Y ahora de Watchmen, que es mi nuevo placer culpable e impenetrable. ¿Qué satisfacción puede surgir de ver horas y horas de ficción sin llegar a comprender el meollo de lo que pasa ante tus ojos? En realidad es un equilibrio tremendamente frágil entre lo fascinante y lo absurdo, como caminar por una cuerda floja: la emoción y la adrenalina dependen también de lo dura que parezca la caída. En Perdidos transitamos por un puente con vistas alucinantes durante cantidad de temporadas y la decepción fue ver que nos dejó a todos en medio de la nada. En The Leftovers, nos tocó ir de puntillas sobre un hilo finísimo y, después de mil trombos y aspavientos, nos encontramos en el punto de partida, pero espiritualmente cambiados.

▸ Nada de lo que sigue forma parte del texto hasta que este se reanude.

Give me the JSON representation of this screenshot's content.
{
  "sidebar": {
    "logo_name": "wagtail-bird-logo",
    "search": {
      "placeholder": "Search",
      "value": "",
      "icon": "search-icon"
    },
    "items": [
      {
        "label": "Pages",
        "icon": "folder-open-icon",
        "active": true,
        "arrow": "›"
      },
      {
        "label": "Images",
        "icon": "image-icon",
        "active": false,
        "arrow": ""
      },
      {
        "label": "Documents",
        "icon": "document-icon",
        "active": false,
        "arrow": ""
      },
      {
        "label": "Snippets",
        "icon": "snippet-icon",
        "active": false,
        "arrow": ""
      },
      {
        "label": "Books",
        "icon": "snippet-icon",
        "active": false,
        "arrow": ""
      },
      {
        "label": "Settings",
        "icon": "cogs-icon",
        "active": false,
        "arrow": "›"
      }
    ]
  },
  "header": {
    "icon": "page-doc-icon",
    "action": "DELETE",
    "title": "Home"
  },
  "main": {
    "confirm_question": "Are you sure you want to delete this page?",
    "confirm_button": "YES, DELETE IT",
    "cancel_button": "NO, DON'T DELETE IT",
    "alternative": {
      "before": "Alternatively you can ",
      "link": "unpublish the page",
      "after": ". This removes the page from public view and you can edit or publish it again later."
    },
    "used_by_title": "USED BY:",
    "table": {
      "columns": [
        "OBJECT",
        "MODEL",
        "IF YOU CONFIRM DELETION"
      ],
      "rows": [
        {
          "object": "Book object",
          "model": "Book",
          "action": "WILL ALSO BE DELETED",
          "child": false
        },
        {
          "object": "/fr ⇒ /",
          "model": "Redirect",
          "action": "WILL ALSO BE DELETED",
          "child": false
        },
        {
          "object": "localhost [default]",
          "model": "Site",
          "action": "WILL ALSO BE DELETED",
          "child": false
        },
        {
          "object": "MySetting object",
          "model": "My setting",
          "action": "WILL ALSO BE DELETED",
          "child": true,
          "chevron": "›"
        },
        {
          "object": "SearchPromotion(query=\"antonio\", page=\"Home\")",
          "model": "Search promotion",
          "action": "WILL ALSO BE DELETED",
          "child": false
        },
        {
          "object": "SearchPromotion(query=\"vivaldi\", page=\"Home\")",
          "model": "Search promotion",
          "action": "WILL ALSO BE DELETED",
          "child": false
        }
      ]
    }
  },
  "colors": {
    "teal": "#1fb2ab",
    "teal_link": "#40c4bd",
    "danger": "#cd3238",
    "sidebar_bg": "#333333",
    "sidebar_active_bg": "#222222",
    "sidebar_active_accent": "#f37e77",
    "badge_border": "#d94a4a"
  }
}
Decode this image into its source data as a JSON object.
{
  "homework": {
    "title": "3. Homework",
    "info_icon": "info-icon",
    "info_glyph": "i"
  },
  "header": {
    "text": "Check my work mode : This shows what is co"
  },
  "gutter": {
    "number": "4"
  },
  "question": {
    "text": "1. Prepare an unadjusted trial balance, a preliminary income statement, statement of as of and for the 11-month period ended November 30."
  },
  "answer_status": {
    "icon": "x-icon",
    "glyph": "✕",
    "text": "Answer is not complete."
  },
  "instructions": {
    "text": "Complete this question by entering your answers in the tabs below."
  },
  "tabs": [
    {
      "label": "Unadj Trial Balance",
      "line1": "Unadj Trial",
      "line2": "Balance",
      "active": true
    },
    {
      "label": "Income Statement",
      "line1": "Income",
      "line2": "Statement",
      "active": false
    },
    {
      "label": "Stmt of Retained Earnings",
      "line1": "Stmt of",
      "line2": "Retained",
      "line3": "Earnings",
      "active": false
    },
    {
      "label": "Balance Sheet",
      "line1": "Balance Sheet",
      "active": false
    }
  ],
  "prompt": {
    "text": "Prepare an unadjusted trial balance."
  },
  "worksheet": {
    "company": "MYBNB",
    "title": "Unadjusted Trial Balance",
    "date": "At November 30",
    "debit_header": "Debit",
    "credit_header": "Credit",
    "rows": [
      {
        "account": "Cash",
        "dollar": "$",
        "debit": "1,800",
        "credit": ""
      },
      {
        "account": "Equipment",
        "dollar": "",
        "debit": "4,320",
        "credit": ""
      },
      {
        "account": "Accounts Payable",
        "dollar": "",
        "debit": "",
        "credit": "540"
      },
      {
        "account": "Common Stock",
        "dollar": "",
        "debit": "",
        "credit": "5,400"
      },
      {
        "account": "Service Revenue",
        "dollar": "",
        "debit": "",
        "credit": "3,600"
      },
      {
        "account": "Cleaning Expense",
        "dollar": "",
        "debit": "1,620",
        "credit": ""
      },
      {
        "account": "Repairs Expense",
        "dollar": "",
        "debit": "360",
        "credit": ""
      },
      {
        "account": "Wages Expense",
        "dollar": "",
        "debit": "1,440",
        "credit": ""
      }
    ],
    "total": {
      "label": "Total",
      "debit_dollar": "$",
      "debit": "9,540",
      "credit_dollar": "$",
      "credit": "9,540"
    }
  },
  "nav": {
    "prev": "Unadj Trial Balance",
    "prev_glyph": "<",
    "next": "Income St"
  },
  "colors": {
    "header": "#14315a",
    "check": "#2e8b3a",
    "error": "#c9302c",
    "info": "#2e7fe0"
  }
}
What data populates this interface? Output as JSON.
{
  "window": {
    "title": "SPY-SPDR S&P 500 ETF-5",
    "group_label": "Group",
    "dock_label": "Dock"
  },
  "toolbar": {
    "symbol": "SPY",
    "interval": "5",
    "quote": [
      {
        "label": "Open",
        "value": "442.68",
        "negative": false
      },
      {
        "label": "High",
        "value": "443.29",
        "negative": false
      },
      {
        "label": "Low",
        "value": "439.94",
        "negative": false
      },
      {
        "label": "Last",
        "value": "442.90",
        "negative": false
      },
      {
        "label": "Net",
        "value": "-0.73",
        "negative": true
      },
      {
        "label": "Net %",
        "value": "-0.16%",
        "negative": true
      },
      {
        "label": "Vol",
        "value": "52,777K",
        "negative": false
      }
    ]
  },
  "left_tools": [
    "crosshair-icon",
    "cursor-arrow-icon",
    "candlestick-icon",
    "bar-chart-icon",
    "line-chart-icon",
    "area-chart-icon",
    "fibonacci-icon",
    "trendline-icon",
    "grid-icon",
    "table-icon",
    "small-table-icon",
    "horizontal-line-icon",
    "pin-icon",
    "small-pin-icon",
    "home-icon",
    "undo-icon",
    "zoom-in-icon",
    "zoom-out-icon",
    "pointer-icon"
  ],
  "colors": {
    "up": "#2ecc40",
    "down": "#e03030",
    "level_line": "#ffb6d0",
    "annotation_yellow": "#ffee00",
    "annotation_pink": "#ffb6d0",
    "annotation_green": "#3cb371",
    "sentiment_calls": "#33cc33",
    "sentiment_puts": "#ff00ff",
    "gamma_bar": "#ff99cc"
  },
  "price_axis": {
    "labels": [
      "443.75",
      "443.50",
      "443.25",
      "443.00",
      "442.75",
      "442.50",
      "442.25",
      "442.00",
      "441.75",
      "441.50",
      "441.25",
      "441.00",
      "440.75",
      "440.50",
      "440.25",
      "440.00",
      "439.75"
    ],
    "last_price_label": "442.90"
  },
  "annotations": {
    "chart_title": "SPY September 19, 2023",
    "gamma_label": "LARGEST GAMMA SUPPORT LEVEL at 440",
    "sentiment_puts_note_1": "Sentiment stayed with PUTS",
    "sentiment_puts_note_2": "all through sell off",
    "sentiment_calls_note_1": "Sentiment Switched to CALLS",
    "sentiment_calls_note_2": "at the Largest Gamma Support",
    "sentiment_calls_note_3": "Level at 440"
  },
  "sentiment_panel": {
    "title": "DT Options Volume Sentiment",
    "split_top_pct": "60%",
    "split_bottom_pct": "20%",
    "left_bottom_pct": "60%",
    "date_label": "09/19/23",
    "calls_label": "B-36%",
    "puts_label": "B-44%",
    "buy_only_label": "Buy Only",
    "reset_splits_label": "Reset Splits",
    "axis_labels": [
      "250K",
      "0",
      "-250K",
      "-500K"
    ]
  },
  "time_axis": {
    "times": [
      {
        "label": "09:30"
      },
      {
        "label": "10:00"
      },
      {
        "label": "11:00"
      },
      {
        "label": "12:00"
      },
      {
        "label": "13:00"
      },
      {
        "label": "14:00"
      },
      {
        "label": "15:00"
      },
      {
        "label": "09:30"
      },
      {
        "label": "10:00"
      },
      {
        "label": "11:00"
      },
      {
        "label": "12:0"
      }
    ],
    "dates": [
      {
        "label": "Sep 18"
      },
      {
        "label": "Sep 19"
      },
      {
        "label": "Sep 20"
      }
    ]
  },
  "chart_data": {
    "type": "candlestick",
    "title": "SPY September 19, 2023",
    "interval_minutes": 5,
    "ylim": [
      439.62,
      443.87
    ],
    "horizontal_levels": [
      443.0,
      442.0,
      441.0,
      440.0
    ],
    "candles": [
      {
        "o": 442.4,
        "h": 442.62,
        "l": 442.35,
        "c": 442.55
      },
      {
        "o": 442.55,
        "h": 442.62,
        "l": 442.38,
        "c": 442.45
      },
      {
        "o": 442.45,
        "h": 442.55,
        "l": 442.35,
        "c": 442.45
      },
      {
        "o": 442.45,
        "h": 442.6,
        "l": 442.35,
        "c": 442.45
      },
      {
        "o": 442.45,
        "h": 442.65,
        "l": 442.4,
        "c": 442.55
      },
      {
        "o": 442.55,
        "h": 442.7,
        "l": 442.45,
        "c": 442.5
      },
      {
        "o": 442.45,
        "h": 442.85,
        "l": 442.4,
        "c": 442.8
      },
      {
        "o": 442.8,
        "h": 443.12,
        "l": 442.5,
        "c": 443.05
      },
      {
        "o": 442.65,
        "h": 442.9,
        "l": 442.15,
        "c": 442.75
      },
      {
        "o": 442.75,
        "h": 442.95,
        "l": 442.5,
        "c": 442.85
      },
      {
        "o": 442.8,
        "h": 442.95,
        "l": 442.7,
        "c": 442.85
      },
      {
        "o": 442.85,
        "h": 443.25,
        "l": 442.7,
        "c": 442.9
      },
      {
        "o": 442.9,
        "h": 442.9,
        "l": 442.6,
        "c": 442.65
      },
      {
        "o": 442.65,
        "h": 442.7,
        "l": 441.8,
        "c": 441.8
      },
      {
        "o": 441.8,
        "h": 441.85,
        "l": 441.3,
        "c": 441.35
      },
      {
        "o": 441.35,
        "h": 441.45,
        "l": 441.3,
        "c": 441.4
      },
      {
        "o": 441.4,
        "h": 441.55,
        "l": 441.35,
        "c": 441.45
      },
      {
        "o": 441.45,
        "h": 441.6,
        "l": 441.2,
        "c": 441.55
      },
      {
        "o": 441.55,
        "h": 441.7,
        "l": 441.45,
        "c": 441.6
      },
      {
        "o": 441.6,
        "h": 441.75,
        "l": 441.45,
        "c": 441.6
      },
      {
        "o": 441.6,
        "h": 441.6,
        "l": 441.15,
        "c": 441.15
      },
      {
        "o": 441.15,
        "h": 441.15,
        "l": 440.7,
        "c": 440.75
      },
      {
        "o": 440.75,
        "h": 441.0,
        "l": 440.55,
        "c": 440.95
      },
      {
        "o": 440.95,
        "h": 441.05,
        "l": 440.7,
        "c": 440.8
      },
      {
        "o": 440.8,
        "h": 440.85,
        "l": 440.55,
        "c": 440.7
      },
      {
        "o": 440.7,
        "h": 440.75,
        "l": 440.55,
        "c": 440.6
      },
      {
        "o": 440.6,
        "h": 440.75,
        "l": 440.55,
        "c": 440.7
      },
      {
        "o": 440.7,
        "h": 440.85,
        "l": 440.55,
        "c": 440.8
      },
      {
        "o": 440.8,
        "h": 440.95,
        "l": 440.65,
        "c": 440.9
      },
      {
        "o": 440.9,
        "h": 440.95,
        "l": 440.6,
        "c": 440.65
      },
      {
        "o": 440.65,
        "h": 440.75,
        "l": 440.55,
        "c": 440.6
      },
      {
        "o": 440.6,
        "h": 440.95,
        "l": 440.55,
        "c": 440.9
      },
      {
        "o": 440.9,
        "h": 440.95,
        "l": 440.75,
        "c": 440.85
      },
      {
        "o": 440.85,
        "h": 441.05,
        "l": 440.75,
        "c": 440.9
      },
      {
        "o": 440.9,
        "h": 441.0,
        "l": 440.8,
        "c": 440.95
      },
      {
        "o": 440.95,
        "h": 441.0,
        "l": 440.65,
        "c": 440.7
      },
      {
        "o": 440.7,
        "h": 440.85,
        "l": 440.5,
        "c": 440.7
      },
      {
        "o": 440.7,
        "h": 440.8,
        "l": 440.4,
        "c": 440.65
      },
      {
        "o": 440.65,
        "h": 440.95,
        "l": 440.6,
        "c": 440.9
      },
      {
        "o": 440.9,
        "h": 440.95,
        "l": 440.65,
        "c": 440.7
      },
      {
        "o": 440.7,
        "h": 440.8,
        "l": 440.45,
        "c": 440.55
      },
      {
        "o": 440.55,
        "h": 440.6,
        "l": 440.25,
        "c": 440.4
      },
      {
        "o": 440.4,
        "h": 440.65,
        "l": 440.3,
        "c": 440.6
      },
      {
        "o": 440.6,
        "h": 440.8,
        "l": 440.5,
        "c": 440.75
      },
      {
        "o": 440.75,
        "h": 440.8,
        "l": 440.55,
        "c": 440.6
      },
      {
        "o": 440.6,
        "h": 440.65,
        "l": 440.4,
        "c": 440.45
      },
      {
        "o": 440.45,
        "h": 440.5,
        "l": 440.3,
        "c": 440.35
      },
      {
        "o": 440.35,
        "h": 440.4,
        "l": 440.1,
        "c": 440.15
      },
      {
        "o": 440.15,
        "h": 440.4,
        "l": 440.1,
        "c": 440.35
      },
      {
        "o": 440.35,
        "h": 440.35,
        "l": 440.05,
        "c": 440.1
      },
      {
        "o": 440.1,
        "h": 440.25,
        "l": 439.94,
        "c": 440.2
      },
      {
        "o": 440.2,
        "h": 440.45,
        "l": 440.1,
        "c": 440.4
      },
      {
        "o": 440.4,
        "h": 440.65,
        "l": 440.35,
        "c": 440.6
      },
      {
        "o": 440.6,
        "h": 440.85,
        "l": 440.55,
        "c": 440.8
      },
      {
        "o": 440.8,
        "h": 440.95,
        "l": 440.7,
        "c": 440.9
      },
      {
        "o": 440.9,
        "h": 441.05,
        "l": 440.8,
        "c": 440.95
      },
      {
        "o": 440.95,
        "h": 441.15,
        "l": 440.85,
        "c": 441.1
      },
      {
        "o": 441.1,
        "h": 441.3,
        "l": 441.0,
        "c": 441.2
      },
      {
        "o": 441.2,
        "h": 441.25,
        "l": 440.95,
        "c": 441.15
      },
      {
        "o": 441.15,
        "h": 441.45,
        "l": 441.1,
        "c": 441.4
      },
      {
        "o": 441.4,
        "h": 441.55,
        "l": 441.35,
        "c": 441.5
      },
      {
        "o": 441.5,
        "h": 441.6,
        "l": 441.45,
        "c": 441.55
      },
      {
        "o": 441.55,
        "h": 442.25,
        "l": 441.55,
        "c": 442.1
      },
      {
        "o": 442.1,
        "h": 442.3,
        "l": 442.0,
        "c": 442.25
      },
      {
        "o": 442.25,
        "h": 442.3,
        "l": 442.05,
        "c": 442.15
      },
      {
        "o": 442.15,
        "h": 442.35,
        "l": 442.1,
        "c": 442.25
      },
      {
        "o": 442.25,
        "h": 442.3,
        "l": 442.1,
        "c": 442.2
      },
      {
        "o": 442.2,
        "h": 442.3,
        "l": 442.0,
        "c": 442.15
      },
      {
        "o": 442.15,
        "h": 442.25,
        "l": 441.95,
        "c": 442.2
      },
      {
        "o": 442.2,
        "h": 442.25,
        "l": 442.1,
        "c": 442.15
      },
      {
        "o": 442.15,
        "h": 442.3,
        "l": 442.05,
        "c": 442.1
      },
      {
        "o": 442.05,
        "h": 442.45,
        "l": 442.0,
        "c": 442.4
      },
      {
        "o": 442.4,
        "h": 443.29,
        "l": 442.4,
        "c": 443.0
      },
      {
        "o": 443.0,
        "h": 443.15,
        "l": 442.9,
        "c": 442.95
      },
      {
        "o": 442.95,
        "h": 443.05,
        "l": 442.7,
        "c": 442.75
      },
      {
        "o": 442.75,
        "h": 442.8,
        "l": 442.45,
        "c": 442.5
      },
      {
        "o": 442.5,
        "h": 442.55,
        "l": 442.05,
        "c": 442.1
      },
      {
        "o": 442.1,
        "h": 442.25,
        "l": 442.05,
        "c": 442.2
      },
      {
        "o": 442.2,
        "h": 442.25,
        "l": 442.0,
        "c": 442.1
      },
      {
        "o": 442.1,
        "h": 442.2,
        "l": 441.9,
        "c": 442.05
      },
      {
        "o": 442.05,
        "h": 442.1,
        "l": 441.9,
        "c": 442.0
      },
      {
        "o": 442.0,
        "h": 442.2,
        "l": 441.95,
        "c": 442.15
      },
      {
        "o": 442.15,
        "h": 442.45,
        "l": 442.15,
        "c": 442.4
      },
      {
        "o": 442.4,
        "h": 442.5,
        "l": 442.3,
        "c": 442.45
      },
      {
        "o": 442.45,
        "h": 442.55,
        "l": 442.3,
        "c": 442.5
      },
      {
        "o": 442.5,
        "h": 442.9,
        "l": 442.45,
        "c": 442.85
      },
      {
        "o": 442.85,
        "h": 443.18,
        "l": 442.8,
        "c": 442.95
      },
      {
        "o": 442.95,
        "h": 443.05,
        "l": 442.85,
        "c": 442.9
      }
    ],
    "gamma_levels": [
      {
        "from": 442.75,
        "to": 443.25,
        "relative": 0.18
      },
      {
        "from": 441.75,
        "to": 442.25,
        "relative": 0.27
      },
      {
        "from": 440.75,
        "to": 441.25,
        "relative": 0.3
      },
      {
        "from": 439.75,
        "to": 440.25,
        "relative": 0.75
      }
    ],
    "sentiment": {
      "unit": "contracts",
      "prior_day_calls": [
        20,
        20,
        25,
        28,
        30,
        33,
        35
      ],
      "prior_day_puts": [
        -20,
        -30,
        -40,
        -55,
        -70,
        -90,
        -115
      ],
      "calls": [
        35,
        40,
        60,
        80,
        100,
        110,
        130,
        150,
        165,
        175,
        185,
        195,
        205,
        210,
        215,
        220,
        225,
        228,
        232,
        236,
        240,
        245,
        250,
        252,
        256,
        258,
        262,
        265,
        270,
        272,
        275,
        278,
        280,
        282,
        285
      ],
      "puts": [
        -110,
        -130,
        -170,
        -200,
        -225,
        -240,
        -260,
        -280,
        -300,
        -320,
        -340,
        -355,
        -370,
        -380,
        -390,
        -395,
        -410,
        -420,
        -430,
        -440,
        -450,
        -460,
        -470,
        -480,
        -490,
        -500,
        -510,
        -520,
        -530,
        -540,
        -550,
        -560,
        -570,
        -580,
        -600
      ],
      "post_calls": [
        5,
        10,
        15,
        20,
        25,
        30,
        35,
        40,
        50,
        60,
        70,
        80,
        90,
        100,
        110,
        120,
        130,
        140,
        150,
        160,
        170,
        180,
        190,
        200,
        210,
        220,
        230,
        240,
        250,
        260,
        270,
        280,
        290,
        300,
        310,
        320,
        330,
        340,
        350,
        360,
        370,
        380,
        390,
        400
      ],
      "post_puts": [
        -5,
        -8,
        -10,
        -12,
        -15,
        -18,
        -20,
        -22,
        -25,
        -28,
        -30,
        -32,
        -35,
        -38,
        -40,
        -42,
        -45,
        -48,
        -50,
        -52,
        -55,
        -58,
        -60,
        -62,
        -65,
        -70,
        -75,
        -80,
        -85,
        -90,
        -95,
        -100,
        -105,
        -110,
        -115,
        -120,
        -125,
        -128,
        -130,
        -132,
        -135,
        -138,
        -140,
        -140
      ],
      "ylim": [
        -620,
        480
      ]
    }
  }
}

Con Watchmen, por ahora, hemos dado un salto al vacío en plena oscuridad. Hay un envoltorio surrealista de superhéroes sin poderes y con máscaras roñosas, de calamares caídos del cielo y de megalómanos que clonan y chamuscan sirvientes en un escenario a lo Downton Abbey. Hay también un fondo de temas importantes como el racismo y la perversión de la democracia. Y además un diálogo codificado y creativo, con la mítica novela gráfica de la que parte. Qué ganas de seguir bailando sobre este emocionante precipicio.